Azerbaijani politician (1938–2022)

Atakhan Avaz oglu Pashayev (Ataxan Paşayev Əvəz oğlu; 1 May 1938 – 4 August 2022) was an Azerbaijani government executive who served as Chief of the National Archive Department of Azerbaijan since 2002.

==Early life==
Pashayev was born in 1938 in Bashkend, Nakhchivan exclave of Azerbaijan. In 1963, he graduated from the History department of Azerbaijan State University cum laude. He started his career at Central State October Revolution Archives as the Senior Scientist in 1962. In 1963–1965, he was the Senior Tutor at the Archives Department and in 1966–1982 he worked as the Director of the Central State Literature and Arts Archives. From 1982 through 1984, Pashayev was the Senior Professor at Azerbaijan Technical University.
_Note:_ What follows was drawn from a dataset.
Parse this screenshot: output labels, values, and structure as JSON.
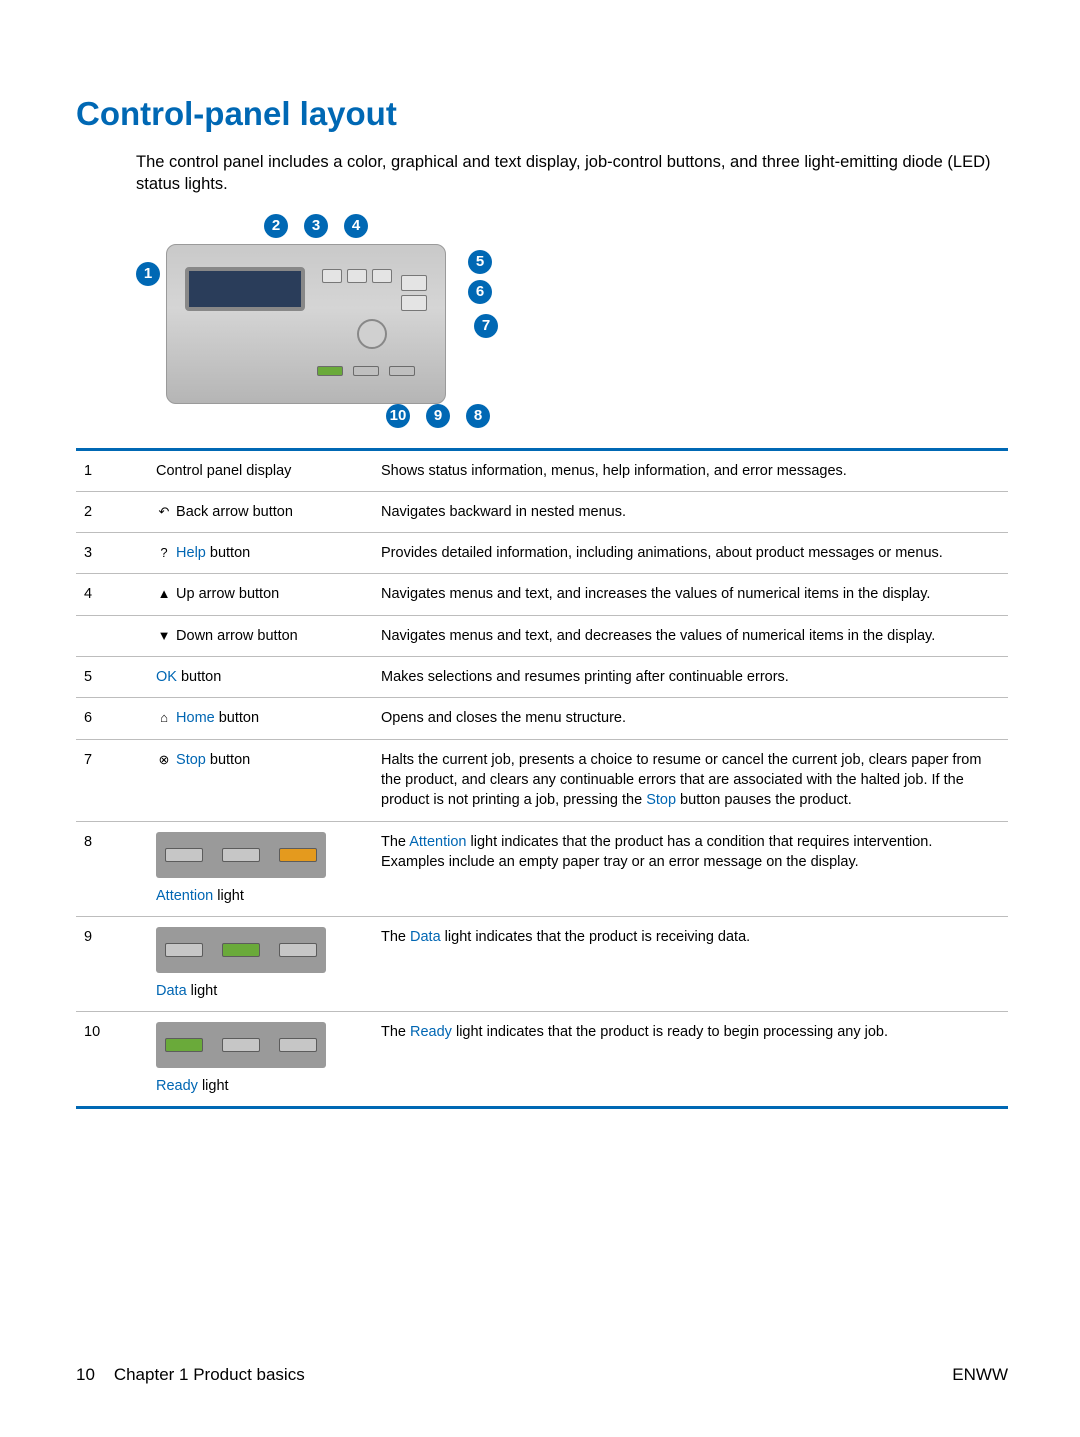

In 1981, he obtained his PhD in History. From 1984, he was also editor of Azərbaycan arxivi (Azerbaijani Archives) magazine.

==Political career==
In 1984, he was appointed the Chief of the State Archives of Azerbaijan SSR. On 5 December 2008, he was appointed the Chairman of National Archives Collegium. Pashayev was reappointed to the position of Chief of the newly created independent National Archive Department on 2 December 2002.

==Awards==
In 1968, Pashayev was awarded by the Supreme Soviet of Azerbaijan SSR with the honorary title of merited worker and in 1981 with the title of Merited Arts Worker.